As these things tend to go Pessimist has restyled their iconic logo for their return. The supposedly improved rendition by Mike Billingsley is far from terrible and the worst thing you could say about it is that it was unnecessary. Why was a revamping of the classic Pessimist logo deemed necessary in the first place? Krisiun never changed their logo (and their output has been sketchy the last decade and a half, or so). Malevolent Creation never changed their logo. Morbid Angel never changed their logo (and they have a history of patchy and indefensible records behind them). At least Billingsley's restyled logo (redundancy notwithtstanding) is leagues better than the average Steve Crow or Mike Majewski creation, which truly are interchangeable. On the plus side, the digital artwork by Mark Cooper for Mindrape Art (who worked earlier with Pennsylvania traditional metal revivalists Lady Beast and more recently Baton Rouge, Louisiana death metal horde Voracious Scourge) is positively the best artwork Pessimist has had since the halcyon days of “Cult Of the Initiated” and “Blood For the Gods”. Is ‘Keys to the Underworld’ the grand return for the once-mighty Pessimist?

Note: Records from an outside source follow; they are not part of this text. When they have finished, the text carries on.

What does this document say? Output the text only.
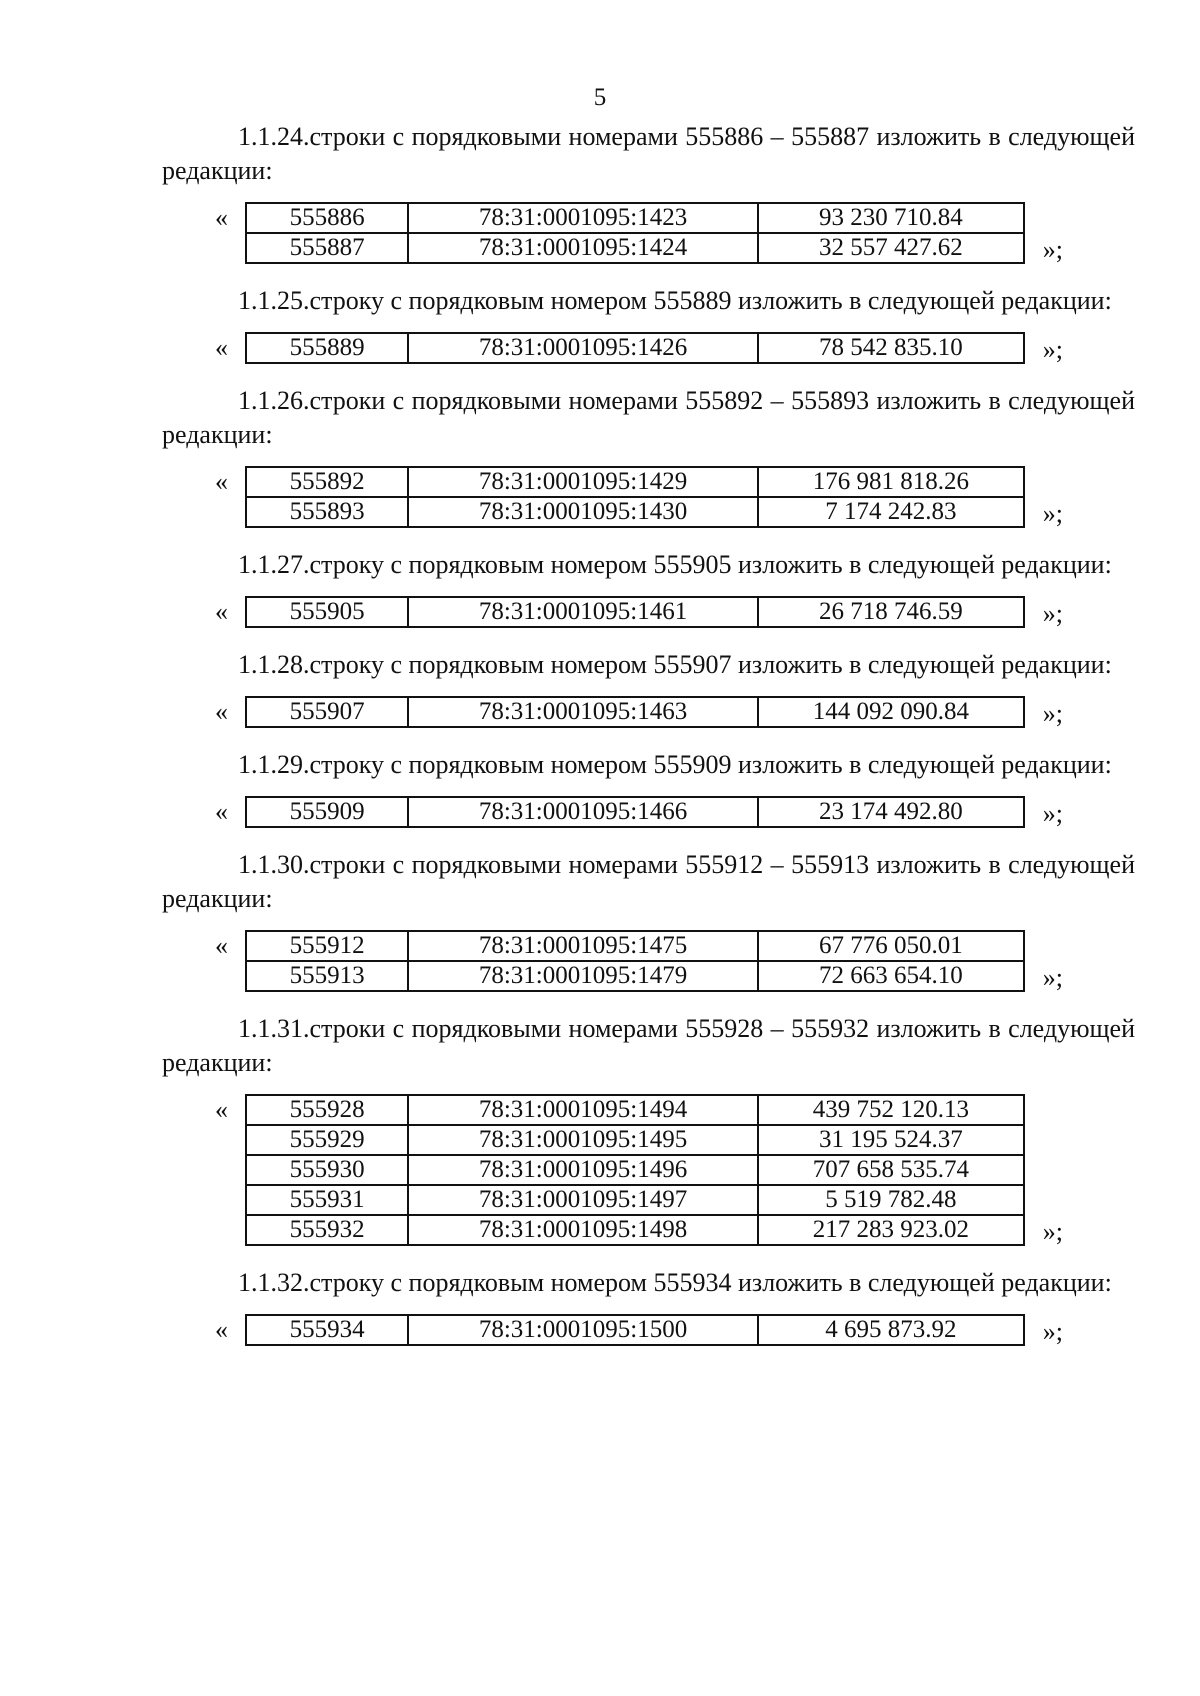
5

1.1.24.строки с порядковыми номерами 555886 – 555887 изложить в следующей редакции:

« 555886	78:31:0001095:1423	93 230 710.84
555887	78:31:0001095:1424	32 557 427.62	»;

1.1.25.строку с порядковым номером 555889 изложить в следующей редакции:

« 555889	78:31:0001095:1426	78 542 835.10	»;

1.1.26.строки с порядковыми номерами 555892 – 555893 изложить в следующей редакции:

« 555892	78:31:0001095:1429	176 981 818.26
555893	78:31:0001095:1430	7 174 242.83	»;

1.1.27.строку с порядковым номером 555905 изложить в следующей редакции:

« 555905	78:31:0001095:1461	26 718 746.59	»;

1.1.28.строку с порядковым номером 555907 изложить в следующей редакции:

« 555907	78:31:0001095:1463	144 092 090.84	»;

1.1.29.строку с порядковым номером 555909 изложить в следующей редакции:

« 555909	78:31:0001095:1466	23 174 492.80	»;

1.1.30.строки с порядковыми номерами 555912 – 555913 изложить в следующей редакции:

« 555912	78:31:0001095:1475	67 776 050.01
555913	78:31:0001095:1479	72 663 654.10	»;

1.1.31.строки с порядковыми номерами 555928 – 555932 изложить в следующей редакции:

« 555928	78:31:0001095:1494	439 752 120.13
555929	78:31:0001095:1495	31 195 524.37
555930	78:31:0001095:1496	707 658 535.74
555931	78:31:0001095:1497	5 519 782.48
555932	78:31:0001095:1498	217 283 923.02	»;

1.1.32.строку с порядковым номером 555934 изложить в следующей редакции:

« 555934	78:31:0001095:1500	4 695 873.92	»;
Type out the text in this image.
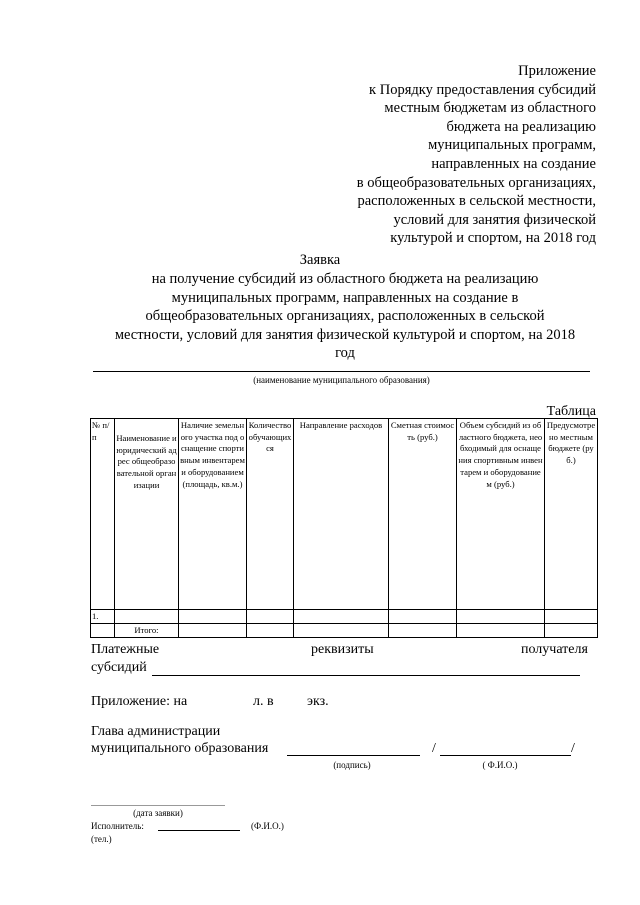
Приложение
к Порядку предоставления субсидий
местным бюджетам из областного
бюджета на реализацию
муниципальных программ,
направленных на создание
в общеобразовательных организациях,
расположенных в сельской местности,
условий для занятия физической
культурой и спортом, на 2018 год
Заявка
на получение субсидий из областного бюджета на реализацию муниципальных программ, направленных на создание в общеобразовательных организациях, расположенных в сельской местности, условий для занятия физической культурой и спортом, на 2018 год
(наименование муниципального образования)
Таблица
№ п/п	Наименование и юридический адрес общеобразовательной организации	Наличие земельного участка под оснащение спортивным инвентарем и оборудованием (площадь, кв.м.)	Количество обучающихся	Направление расходов	Сметная стоимость (руб.)	Объем субсидий из областного бюджета, необходимый для оснащения спортивным инвентарем и оборудованием (руб.)	Предусмотрено местным бюджете (руб.)
1.							
	Итого:						
Платежные	реквизиты	получателя
субсидий
Приложение: на	л. в экз.
Глава администрации
муниципального образования	/	/
(подпись)	( Ф.И.О.)
(дата заявки)
Исполнитель:	(Ф.И.О.)
(тел.)
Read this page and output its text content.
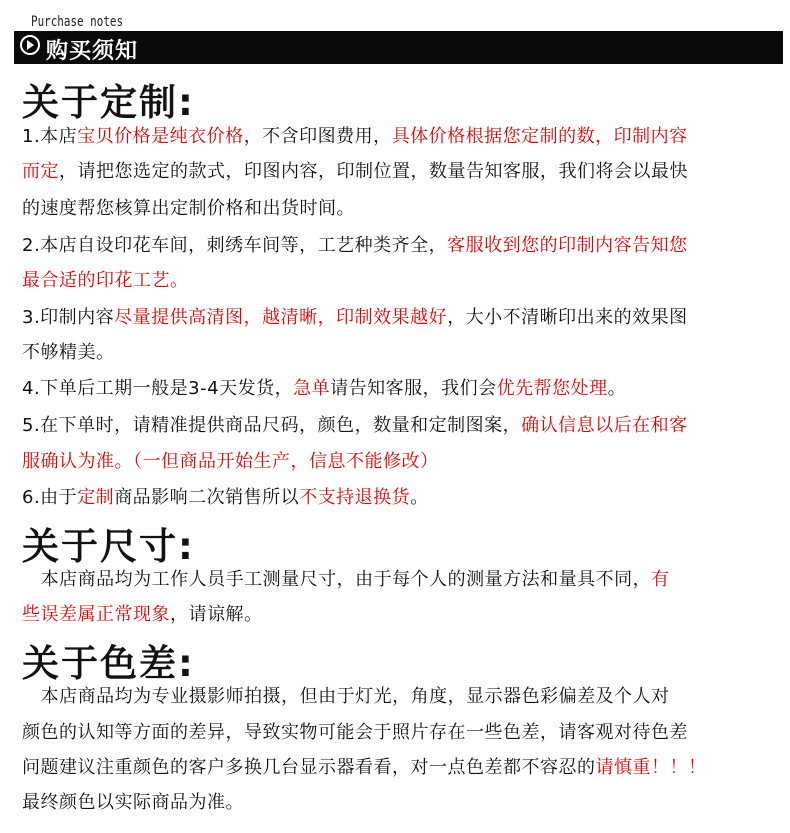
Purchase notes
购买须知
关于定制:
关于尺寸:
关于色差:
1.本店宝贝价格是纯衣价格，不含印图费用，具体价格根据您定制的数，印制内容
而定，请把您选定的款式，印图内容，印制位置，数量告知客服，我们将会以最快
的速度帮您核算出定制价格和出货时间。
2.本店自设印花车间，刺绣车间等，工艺种类齐全，客服收到您的印制内容告知您
最合适的印花工艺。
3.印制内容尽量提供高清图，越清晰，印制效果越好，大小不清晰印出来的效果图
不够精美。
4.下单后工期一般是3-4天发货，急单请告知客服，我们会优先帮您处理。
5.在下单时，请精准提供商品尺码，颜色，数量和定制图案，确认信息以后在和客
服确认为准。（一但商品开始生产，信息不能修改）
6.由于定制商品影响二次销售所以不支持退换货。
本店商品均为工作人员手工测量尺寸，由于每个人的测量方法和量具不同，有
些误差属正常现象，请谅解。
本店商品均为专业摄影师拍摄，但由于灯光，角度，显示器色彩偏差及个人对
颜色的认知等方面的差异，导致实物可能会于照片存在一些色差，请客观对待色差
问题建议注重颜色的客户多换几台显示器看看，对一点色差都不容忍的请慎重！！！
最终颜色以实际商品为准。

That is contingent on how this track fits into the accompanying album. What is certain is that it heralds the return of a long-dormant and overlooked USDM force. Pessimist might no longer commandeer to same kind of clout as they once did, especially not with Dying Fetus and Aurora Borealis having long since eclipsed them in prominence, but if ‘Keys to the Underworld’ allows them to reclaim even a fraction of their standing then it served its purpose.